Biological Chemistry, 2000
Recently, gamma-glutamyl transpeptidase, which initiates cleavage of extracellular glutathione, h... more Recently, gamma-glutamyl transpeptidase, which initiates cleavage of extracellular glutathione, has been shown to promote oxidative damage to cells. Here we examined a murine disease model of glomerulosclerosis, involving loss of the Mpv17 gene coding for a peroxisomal protein. In Mpv17-/- cells, enzyme activity and mRNA expression (examined by quantitative RT-PCR) of membrane-bound gamma-glutamyl transpeptidase were increased, while plasma glutathione peroxidase and superoxide dismutase levels were lowered.

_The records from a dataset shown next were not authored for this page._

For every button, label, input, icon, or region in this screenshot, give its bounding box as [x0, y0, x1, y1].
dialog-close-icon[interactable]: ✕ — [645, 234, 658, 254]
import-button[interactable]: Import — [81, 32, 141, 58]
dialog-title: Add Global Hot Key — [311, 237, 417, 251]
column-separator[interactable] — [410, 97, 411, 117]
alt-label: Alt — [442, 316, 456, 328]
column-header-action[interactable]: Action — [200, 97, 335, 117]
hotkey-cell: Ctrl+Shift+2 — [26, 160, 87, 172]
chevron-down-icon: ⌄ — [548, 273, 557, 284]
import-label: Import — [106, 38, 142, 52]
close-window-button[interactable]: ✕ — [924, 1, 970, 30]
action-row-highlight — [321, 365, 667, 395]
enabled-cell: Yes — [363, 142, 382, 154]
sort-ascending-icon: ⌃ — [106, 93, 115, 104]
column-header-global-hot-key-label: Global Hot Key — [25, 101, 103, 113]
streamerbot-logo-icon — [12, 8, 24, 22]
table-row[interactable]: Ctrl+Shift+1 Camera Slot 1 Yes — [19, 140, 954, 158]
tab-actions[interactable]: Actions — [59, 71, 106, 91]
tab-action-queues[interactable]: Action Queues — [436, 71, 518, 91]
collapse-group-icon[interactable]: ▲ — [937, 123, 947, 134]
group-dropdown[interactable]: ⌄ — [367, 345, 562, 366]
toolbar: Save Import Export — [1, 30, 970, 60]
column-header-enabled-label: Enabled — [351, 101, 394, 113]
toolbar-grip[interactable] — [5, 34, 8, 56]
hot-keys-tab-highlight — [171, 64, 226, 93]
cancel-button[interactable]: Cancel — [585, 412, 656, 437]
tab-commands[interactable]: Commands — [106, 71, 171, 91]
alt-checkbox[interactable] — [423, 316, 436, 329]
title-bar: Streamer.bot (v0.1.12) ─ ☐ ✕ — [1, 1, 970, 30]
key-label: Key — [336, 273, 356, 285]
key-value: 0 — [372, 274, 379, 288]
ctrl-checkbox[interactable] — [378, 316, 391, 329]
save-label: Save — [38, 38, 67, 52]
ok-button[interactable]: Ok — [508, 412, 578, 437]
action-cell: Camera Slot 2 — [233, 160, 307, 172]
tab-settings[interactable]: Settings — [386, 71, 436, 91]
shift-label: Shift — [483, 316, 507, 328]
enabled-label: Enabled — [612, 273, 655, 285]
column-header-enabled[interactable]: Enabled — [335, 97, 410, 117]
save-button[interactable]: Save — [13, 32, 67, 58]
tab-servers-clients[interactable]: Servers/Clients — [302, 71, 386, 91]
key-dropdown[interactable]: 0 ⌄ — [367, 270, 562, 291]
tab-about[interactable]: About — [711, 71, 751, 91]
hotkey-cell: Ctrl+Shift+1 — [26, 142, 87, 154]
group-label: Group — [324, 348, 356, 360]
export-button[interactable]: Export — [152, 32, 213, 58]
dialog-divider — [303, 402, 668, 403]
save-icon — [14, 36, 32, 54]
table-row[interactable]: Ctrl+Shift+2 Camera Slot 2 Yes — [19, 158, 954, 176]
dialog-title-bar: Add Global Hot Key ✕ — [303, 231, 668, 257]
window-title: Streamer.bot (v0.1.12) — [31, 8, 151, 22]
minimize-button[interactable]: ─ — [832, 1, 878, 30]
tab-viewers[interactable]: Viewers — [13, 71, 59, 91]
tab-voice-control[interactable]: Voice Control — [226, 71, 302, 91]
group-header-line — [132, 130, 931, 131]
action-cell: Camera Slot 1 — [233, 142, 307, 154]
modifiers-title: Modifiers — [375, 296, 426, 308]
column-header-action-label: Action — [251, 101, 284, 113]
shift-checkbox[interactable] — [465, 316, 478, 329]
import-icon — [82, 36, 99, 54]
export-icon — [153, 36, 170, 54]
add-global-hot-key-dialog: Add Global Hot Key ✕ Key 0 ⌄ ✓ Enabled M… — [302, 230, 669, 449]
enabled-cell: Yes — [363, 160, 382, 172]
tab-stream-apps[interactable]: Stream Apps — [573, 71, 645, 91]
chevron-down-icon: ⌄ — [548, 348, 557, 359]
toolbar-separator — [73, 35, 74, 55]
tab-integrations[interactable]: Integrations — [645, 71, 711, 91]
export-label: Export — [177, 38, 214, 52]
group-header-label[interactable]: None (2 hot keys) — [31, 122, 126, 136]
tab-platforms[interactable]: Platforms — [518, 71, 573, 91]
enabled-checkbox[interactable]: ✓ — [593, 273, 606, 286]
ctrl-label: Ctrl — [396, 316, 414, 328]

Superoxide anion production in these cells was increased as documented by electron spin resonance spectroscopy. In the presence of Mn(III)tetrakis(4-benzoic acid)porphyrin, the activities of gamma-glutamyl transpeptidase and plasma glutathione peroxidase were unchanged, suggesting a relationship between enzyme expression and the amount of reactive oxygen species. Inhibition of gamma-glutamyl transpeptidase by acivicin reverted the lowered plasma glutathione peroxidase and superoxide dismutase activities, indicating reciprocal control of gene expression for these enzymes.